CO_OPTIMIZED          = 0x0001

# Should a new locals dict be allocated every time this code is executed?
CO_NEWLOCALS          = 0x0002

CO_VARARGS            = 0x0004
CO_VARKEYWORDS        = 0x0008

# Are we defined inside another function?
CO_NESTED             = 0x0010

# Are we a generator?
CO_GENERATOR          = 0x0020

# Do we share any variable cells with another function.
# We could infer this from other info on the code object,
# but this used for optimization purposes by the interpreter.
CO_NOFREE             = 0x0040

# Are we an async-def'd coroutine or a types.coroutine?
CO_COROUTINE          = 0x0080
CO_ITERABLE_COROUTINE = 0x0100

In [10]:
# __future__ flags
CO_FUTURE_DIVISION         = 0x2000
CO_FUTURE_ABSOLUTE_IMPORT  = 0x4000
CO_FUTURE_WITH_STATEMENT   = 0x8000
CO_FUTURE_PRINT_FUNCTION   = 0x10000
CO_FUTURE_UNICODE_LITERALS = 0x20000

# Compiled with enhanced inequality syntax.
CO_FUTURE_BARRY_AS_BDFL    = 0x40000

# Python 3.5 backwards-compat flag.
CO_FUTURE_GENERATOR_STOP   = 0x80000

In [11]:
# code(argcount, kwonlyargcount, nlocals, stacksize, flags, codestring,
#      constants, names, varnames, filename, name, firstlineno,
#      lnotab[, freevars[, cellvars]])

my_code = CodeType(1,             # argcount
                   0,             # kwonlyargcount
                   1,             # nlocals
                   2,             # stacksize
                   (CO_OPTIMIZED | CO_NEWLOCALS | CO_NOFREE),
# (Resume Typing)
                   bytes([124, 0, 0, 100, 0, 0, 23, 83]),
                   (1,),          # constants
                   (),            # names
                   ('x',),        # varnames
                   '<string>',    # filename
                   'addone',      # name
                   42,            # firstlineno
                   b"",           # lnotab
                   (),            # freevars
                   ())            # cellvars

# Scott: Okay, codestring. (types, 'bytes([])') What are our bytes?

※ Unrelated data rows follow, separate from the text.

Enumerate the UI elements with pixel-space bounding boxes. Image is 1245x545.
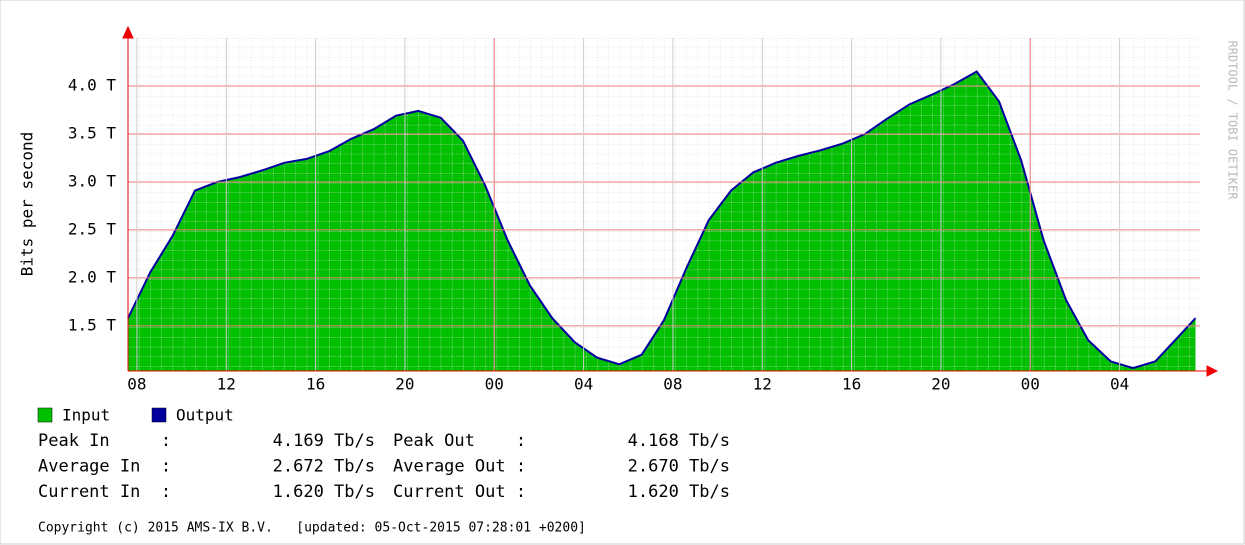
stat-value: 1.620 Tb/s [628, 482, 730, 502]
legend-swatch [151, 407, 167, 423]
stat-label: Peak Out : [393, 431, 526, 451]
x-tick-label: 12 [217, 375, 236, 394]
stat-value: 2.672 Tb/s [273, 457, 375, 477]
y-tick-label: 2.0 T [68, 267, 117, 286]
stat-label: Peak In : [38, 431, 171, 451]
y-tick-label: 3.0 T [68, 171, 117, 190]
stat-label: Current Out : [393, 482, 526, 502]
x-tick-label: 08 [663, 375, 682, 394]
y-axis-label: Bits per second [18, 132, 37, 277]
y-axis [122, 25, 134, 371]
x-tick-label: 04 [1110, 375, 1129, 394]
stat-label: Current In : [38, 482, 171, 502]
stat-value: 4.168 Tb/s [628, 431, 730, 451]
minor-grid [128, 38, 1200, 371]
x-tick-label: 12 [753, 375, 772, 394]
watermark: RRDTOOL / TOBI OETIKER [1226, 41, 1240, 201]
x-tick-label: 08 [127, 375, 146, 394]
legend-label: Output [176, 406, 234, 425]
overlay [127, 38, 1200, 371]
x-axis [128, 365, 1219, 377]
y-tick-label: 4.0 T [68, 75, 117, 94]
stat-label: Average Out : [393, 457, 526, 477]
y-tick-label: 1.5 T [68, 315, 117, 334]
x-tick-label: 00 [1021, 375, 1040, 394]
y-tick-label: 2.5 T [68, 219, 117, 238]
x-tick-label: 16 [306, 375, 325, 394]
x-tick-label: 00 [485, 375, 504, 394]
footer: Copyright (c) 2015 AMS-IX B.V. [updated:… [38, 521, 586, 536]
legend-label: Input [62, 406, 110, 425]
x-tick-label: 04 [574, 375, 593, 394]
y-tick-label: 3.5 T [68, 123, 117, 142]
stat-value: 2.670 Tb/s [628, 457, 730, 477]
x-tick-label: 20 [931, 375, 950, 394]
legend-swatch [37, 407, 53, 423]
x-tick-label: 16 [842, 375, 861, 394]
stat-value: 1.620 Tb/s [273, 482, 375, 502]
stat-value: 4.169 Tb/s [273, 431, 375, 451]
line [127, 70, 1197, 370]
stat-label: Average In : [38, 457, 171, 477]
x-tick-label: 20 [395, 375, 414, 394]
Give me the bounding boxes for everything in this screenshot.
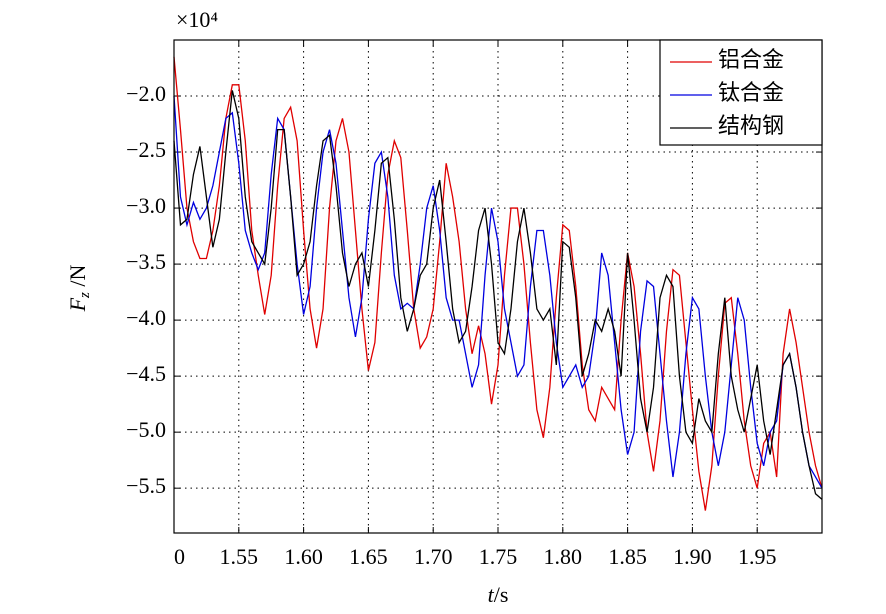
- data-line: [173, 90, 823, 500]
- y-tick-label: −5.0: [126, 417, 166, 442]
- x-tick-label: 1.95: [738, 544, 777, 569]
- x-tick-label: 0: [174, 544, 185, 569]
- exponent: ×10⁴: [176, 7, 218, 32]
- x-tick-label: 1.65: [349, 544, 388, 569]
- y-tick-label: −2.5: [126, 137, 166, 162]
- plot-frame: [173, 39, 823, 534]
- y-label-symbol: F: [65, 297, 90, 312]
- x-label-symbol: t: [488, 582, 495, 607]
- x-axis-label: t/s: [488, 582, 509, 607]
- x-tick-label: 1.90: [673, 544, 712, 569]
- y-tick-label: −4.0: [126, 305, 166, 330]
- y-label-subscript: z: [77, 292, 93, 299]
- x-label-unit: /s: [494, 582, 509, 607]
- x-tick-label: 1.85: [608, 544, 647, 569]
- x-tick-label: 1.60: [284, 544, 323, 569]
- data-line: [173, 95, 823, 489]
- y-tick-label: −5.5: [126, 473, 166, 498]
- x-tick-label: 1.75: [479, 544, 518, 569]
- legend-label: 钛合金: [718, 80, 784, 105]
- data-line: [173, 56, 823, 511]
- x-tick-label: 1.80: [544, 544, 583, 569]
- x-tick-label: 1.70: [414, 544, 453, 569]
- y-axis-label: Fz /N: [65, 264, 93, 312]
- y-label-unit: /N: [65, 264, 90, 292]
- y-tick-label: −3.0: [126, 193, 166, 218]
- y-tick-label: −2.0: [126, 81, 166, 106]
- legend-label: 铝合金: [718, 47, 784, 72]
- legend-label: 结构钢: [718, 113, 784, 138]
- y-tick-label: −3.5: [126, 249, 166, 274]
- x-tick-label: 1.55: [220, 544, 259, 569]
- y-tick-label: −4.5: [126, 361, 166, 386]
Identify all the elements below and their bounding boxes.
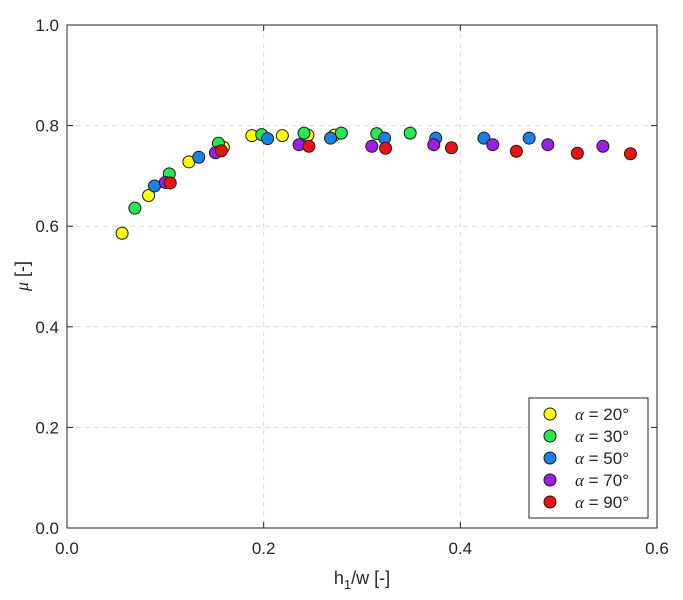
y-tick-label: 0.2 xyxy=(35,418,59,437)
data-point-series-3 xyxy=(261,132,275,146)
axis-ticks: 0.0 0.2 0.4 0.6 0.0 0.2 0.4 0.6 0.8 1.0 xyxy=(35,16,668,558)
data-point-series-2 xyxy=(334,126,348,140)
data-point-series-4 xyxy=(541,138,555,152)
data-point-series-4 xyxy=(486,138,500,152)
data-point-series-1 xyxy=(142,189,156,203)
data-point-series-4 xyxy=(365,139,379,153)
x-axis-label: h1/w [-] xyxy=(334,568,390,592)
x-tick-label: 0.6 xyxy=(645,539,669,558)
legend-marker xyxy=(543,495,557,509)
data-point-series-5 xyxy=(163,176,177,190)
y-tick-label: 0.8 xyxy=(35,117,59,136)
data-point-series-5 xyxy=(509,144,523,158)
data-point-series-4 xyxy=(596,139,610,153)
x-tick-label: 0.4 xyxy=(449,539,473,558)
legend-label: α = 70° xyxy=(575,471,629,490)
data-point-series-1 xyxy=(275,129,289,143)
legend-marker xyxy=(543,429,557,443)
y-axis-label: μ [-] xyxy=(12,261,32,292)
legend-marker xyxy=(543,451,557,465)
legend-label: α = 30° xyxy=(575,427,629,446)
y-tick-label: 0.0 xyxy=(35,519,59,538)
legend-marker xyxy=(543,473,557,487)
data-point-series-2 xyxy=(297,126,311,140)
y-tick-label: 0.4 xyxy=(35,318,59,337)
data-points xyxy=(115,126,637,240)
y-tick-label: 0.6 xyxy=(35,217,59,236)
data-point-series-5 xyxy=(379,141,393,155)
data-point-series-5 xyxy=(214,144,228,158)
data-point-series-5 xyxy=(570,146,584,160)
legend-label: α = 20° xyxy=(575,405,629,424)
grid-lines xyxy=(67,25,657,528)
data-point-series-1 xyxy=(115,226,129,240)
legend-label: α = 50° xyxy=(575,449,629,468)
x-tick-label: 0.0 xyxy=(55,539,79,558)
data-point-series-5 xyxy=(444,141,458,155)
data-point-series-3 xyxy=(324,131,338,145)
data-point-series-3 xyxy=(522,131,536,145)
legend-label: α = 90° xyxy=(575,493,629,512)
data-point-series-2 xyxy=(128,201,142,215)
data-point-series-3 xyxy=(192,150,206,164)
x-tick-label: 0.2 xyxy=(252,539,276,558)
data-point-series-4 xyxy=(427,138,441,152)
y-tick-label: 1.0 xyxy=(35,16,59,35)
data-point-series-3 xyxy=(148,179,162,193)
legend: α = 20° α = 30° α = 50° α = 70° α = 90° xyxy=(528,397,649,519)
legend-marker xyxy=(543,407,557,421)
data-point-series-5 xyxy=(623,147,637,161)
data-point-series-5 xyxy=(302,139,316,153)
data-point-series-3 xyxy=(477,131,491,145)
plot-frame xyxy=(66,24,658,529)
data-point-series-2 xyxy=(403,126,417,140)
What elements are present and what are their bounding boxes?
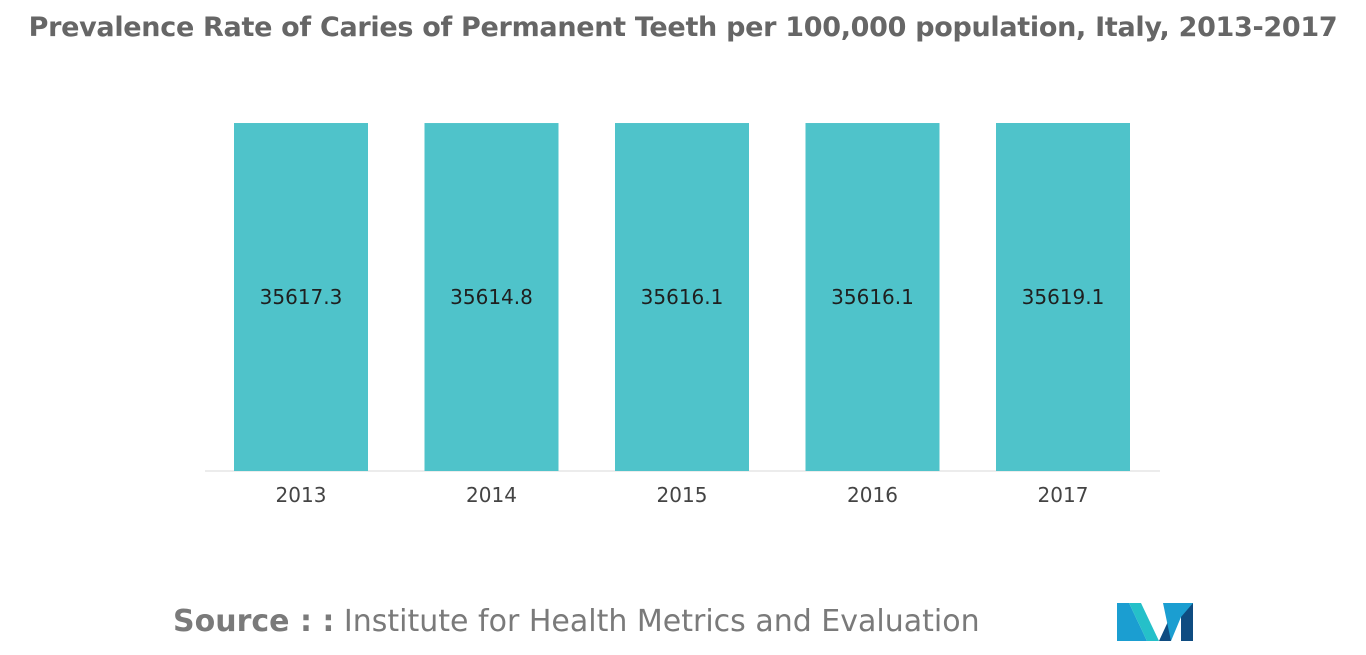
value-label-2014: 35614.8 — [450, 285, 533, 309]
value-labels-group: 35617.3 35614.8 35616.1 35616.1 35619.1 — [260, 285, 1105, 309]
source-note: Source : : Institute for Health Metrics … — [173, 604, 980, 639]
x-tick-labels-group: 2013 2014 2015 2016 2017 — [276, 483, 1089, 507]
bar-2016 — [805, 123, 940, 472]
bar-2017 — [996, 123, 1130, 471]
bar-chart: 35617.3 35614.8 35616.1 35616.1 35619.1 2013… — [205, 123, 1160, 507]
value-label-2016: 35616.1 — [831, 285, 914, 309]
mordor-intelligence-logo — [1117, 603, 1193, 641]
bar-2014 — [424, 123, 559, 472]
logo-left-shape — [1117, 603, 1147, 641]
x-tick-label-2016: 2016 — [847, 483, 898, 507]
logo-right-dark-shape — [1181, 603, 1193, 641]
logo-middle-shape — [1129, 603, 1159, 641]
bars-group — [234, 123, 1130, 472]
value-label-2013: 35617.3 — [260, 285, 343, 309]
x-tick-label-2017: 2017 — [1038, 483, 1089, 507]
x-tick-label-2014: 2014 — [466, 483, 517, 507]
bar-2015 — [615, 123, 749, 472]
x-tick-label-2013: 2013 — [276, 483, 327, 507]
source-text: Institute for Health Metrics and Evaluat… — [334, 604, 980, 639]
source-prefix: Source : : — [173, 604, 335, 639]
value-label-2017: 35619.1 — [1022, 285, 1105, 309]
x-tick-label-2015: 2015 — [657, 483, 708, 507]
value-label-2015: 35616.1 — [641, 285, 724, 309]
bar-2013 — [234, 123, 368, 472]
chart-title: Prevalence Rate of Caries of Permanent T… — [28, 12, 1338, 43]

# Joe: (quickly, but not memorized) 124, 0, 0, 100, 0, 0, 23, 83

# Scott: Could you elaborate a little bit on that?

# Joe: Well, looking at our function, we need to load 'x', load 1, do a binary add, 
#      and then return the result. To load x, we need a LOAD_FAST instruction.
#      The opcode for LOAD_FAST is 124. 'x' is the only local variable, so the argument is 0.
#      Next we want to load 1 with a LOAD_CONST instruction. The opcode for LOAD_CONST is 100.
#      We're only using one constant, so we can put the value 1 at index 0.
#      We saw earlier that the opcodes for BINARY_ADD and RETURN_VALUE were 23 and 83.

# Scott: It's impressive that you can just rattle that off.

# Joe: Well, you should expect nothing less from a certified bytecode expert.

# Scott: Okay. So if we're doing a LOAD_CONST of zero, I guess we want a tuple containing just one?

# Joe: (thumbs up)

# Scott: Okay, names?

# Joe: Names should be a tuple containing the names of global variables and 
#      attributes that appear in the function.
#      We don't have any, so you just want an empty tuple.

# Scott: One empty tuple, coming right up. Okay...varnames. How is that different from names?

# Joe: Varnames is a tuple containing the names of the local variables for the function, 
#      in the order that they're indexed by LOAD_FAST and STORE_FAST.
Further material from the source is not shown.